国語の問題で扱われる文章は、主に説明的文章と文学的文章で、これは昔から変わりません。けれどももう少し細かく、たとえば作者・筆者を調べていきますと、複数の学校で出題されている本は時代により変化があるようです。
今年目立って多かったのは稲垣栄洋さんの『植物はなぜ動かないのか 弱くて強い植物のはなし』(ちくまプリマー新書)。
開智中、サレジオ学院中、淑徳与野中、洗足学園中、本郷中、横浜共立中などで出題されていました。また、同じ稲垣さんの他の著作から、栄光学園中、大妻中、慶應義塾湘南藤沢中でも出題がありました。
辻信一さんの『弱虫でいいんだよ』(ちくまプリマー新書)は浦和明の星女子中、吉祥女子中、栄東中、日本大学中で出題されました。
文学的文章では佐川光晴さんの『大きくなる日』(集英社文庫)から学習院女子中、共立女子中、日本女子大学附属中、武蔵中、立教新座中で出題がありました。
同じ本から、ということではありませんが、宮下奈都さんの作品が鴎友学園女子中、神奈川大学附属中、吉祥女子中、栄東中、城北中、東洋英和女学院中で出題されています。
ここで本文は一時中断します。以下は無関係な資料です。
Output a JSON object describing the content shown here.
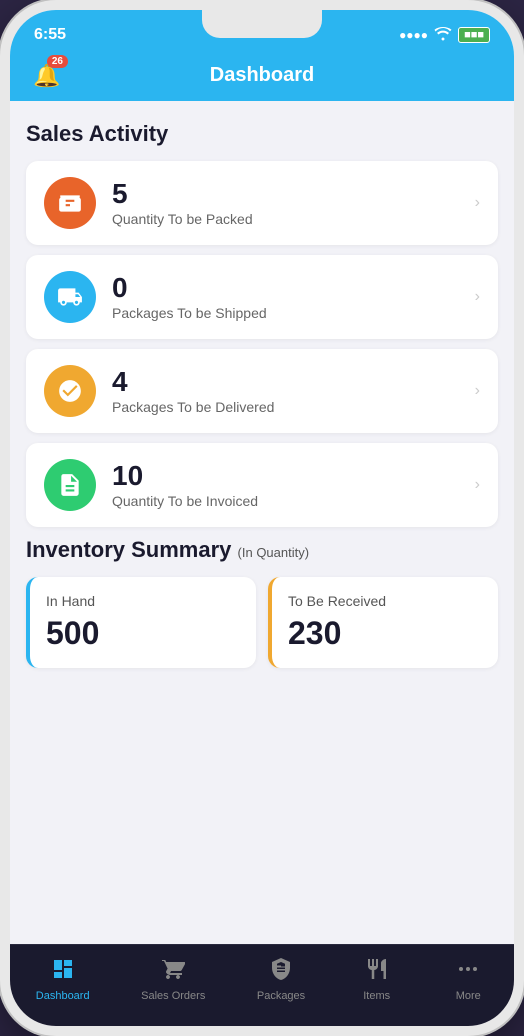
{
  "status": {
    "time": "6:55",
    "wifi": "wifi",
    "battery": "battery"
  },
  "header": {
    "title": "Dashboard",
    "notification_count": "26"
  },
  "sales_activity": {
    "section_title": "Sales Activity",
    "cards": [
      {
        "number": "5",
        "label": "Quantity To be Packed",
        "icon_type": "box",
        "icon_color": "orange"
      },
      {
        "number": "0",
        "label": "Packages To be Shipped",
        "icon_type": "truck",
        "icon_color": "blue"
      },
      {
        "number": "4",
        "label": "Packages To be Delivered",
        "icon_type": "check",
        "icon_color": "amber"
      },
      {
        "number": "10",
        "label": "Quantity To be Invoiced",
        "icon_type": "document",
        "icon_color": "green"
      }
    ]
  },
  "inventory_summary": {
    "section_title": "Inventory Summary",
    "subtitle": "(In Quantity)",
    "in_hand": {
      "label": "In Hand",
      "value": "500"
    },
    "to_be_received": {
      "label": "To Be Received",
      "value": "230"
    }
  },
  "bottom_nav": {
    "items": [
      {
        "label": "Dashboard",
        "active": true
      },
      {
        "label": "Sales Orders",
        "active": false
      },
      {
        "label": "Packages",
        "active": false
      },
      {
        "label": "Items",
        "active": false
      },
      {
        "label": "More",
        "active": false
      }
    ]
  }
}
さて、受験生の読書ですが、非常に時間が限られていますので、なかなか難しく、日々の国語のお勉強で、文章に親しみ、文章を楽しむのが現実的です。しかし、夏休みの読書感想文のように、「しなければならない」読書のときは、上記のような、複数の学校で出題されている文章を読んでみてはいかがでしょうか。「今」「中学校の先生が受験者に理解してもらいたい文章」を味わうことが出来ます。いわゆる子供向けの文章ではありませんので、お父様お母様も一緒にお読みになり、感想を話し合うのもいいですね。